Tomasz Karolak w żałobie. „Jestem wstrząśnięty”

Nie żyje Krzysztof Banaszyk. Aktor odszedł w wieku 54 lat. Tomasz Karolak w sieci zamieścił ich wspólne zdjęcie. Nie ukrywa też, że jest wstrząśnięty jego śmiercią.

Nie żyje Krzysztof Banaszyk

Nie żyje Krzysztof Banaszyk – aktor i  jeden z najpopularniejszych głosów dubbingowych w Polsce. Mężczyzna zmarł 1 sierpnia w wieku 54 lat. Informację o jego śmierci przekazał wczoraj Związek Zawodowy Aktorów Polskich.

Dotarła do nas bardzo przykra wiadomość. Odszedł Krzysztof Banaszyk - wieloletni członek ZZAP oraz członek Zarządu Głównego ZZAP w kilku kadencjach. Dziękujemy Krzysztofie za Twój wkład w rozwój Związku Zawodowego Aktorów Polskich. Spoczywaj w pokoju [*] – brzmi wpis opublikowany w mediach społecznościowych.

Tomasz Karolak o śmierci Krzysztofa Banaszyka

Informacja o śmierci Krzysztofa Banaszyka zszokowała środowisko aktorskie. Mężczyzna grał w takich produkcjach jak „Samo życie”, „Hotel 52” czy „Na dobre i na złe”. Wcielał się też w jednego z bohaterów w serialu „39 i pół”. Tomasz Karolak opublikował na Stories ich wspólne zdjęcie, żegnając kolegę.

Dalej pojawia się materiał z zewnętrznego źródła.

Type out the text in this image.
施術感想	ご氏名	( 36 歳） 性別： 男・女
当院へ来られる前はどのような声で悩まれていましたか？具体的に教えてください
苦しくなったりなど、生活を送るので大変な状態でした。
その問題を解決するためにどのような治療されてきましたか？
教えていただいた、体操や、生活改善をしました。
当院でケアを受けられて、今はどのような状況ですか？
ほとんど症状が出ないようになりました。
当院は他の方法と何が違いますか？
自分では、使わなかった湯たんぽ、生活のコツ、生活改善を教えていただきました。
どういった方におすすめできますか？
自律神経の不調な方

Odszedł Krzysiek Banaszyk... Korba z 39.5 – podpisał kadr.

Aktor udzielił też wywiadu dla „Super Expressu”, w którym nie krył, że śmierć kolegi jest dla niego ciężkim przeżyciem.

Wiedziałem, że Krzysiek walczy o życie, ale do ostatniej chwili miałem nadzieję, że to się wszystko dobrze skończy – mówił.

„Jestem wstrząśnięty. Przepracowaliśmy razem całe „39 i pół” i „39 i pół  tygodnia”! Krzysiek był też genialnym lektorem i w pewnym momencie zrezygnował z aktorstwa dla komfortu pracy samemu. I on z tej samotności już nie wyszedł” – dodał.

Tomasz Karolak nie krył też, że szokujący jest dla niego również wiek, w którym zmarł Krzysztof Banaszyk.

54 lata to nie jest wiek na umieranie. Jestem wstrząśnięty – zaakcentował.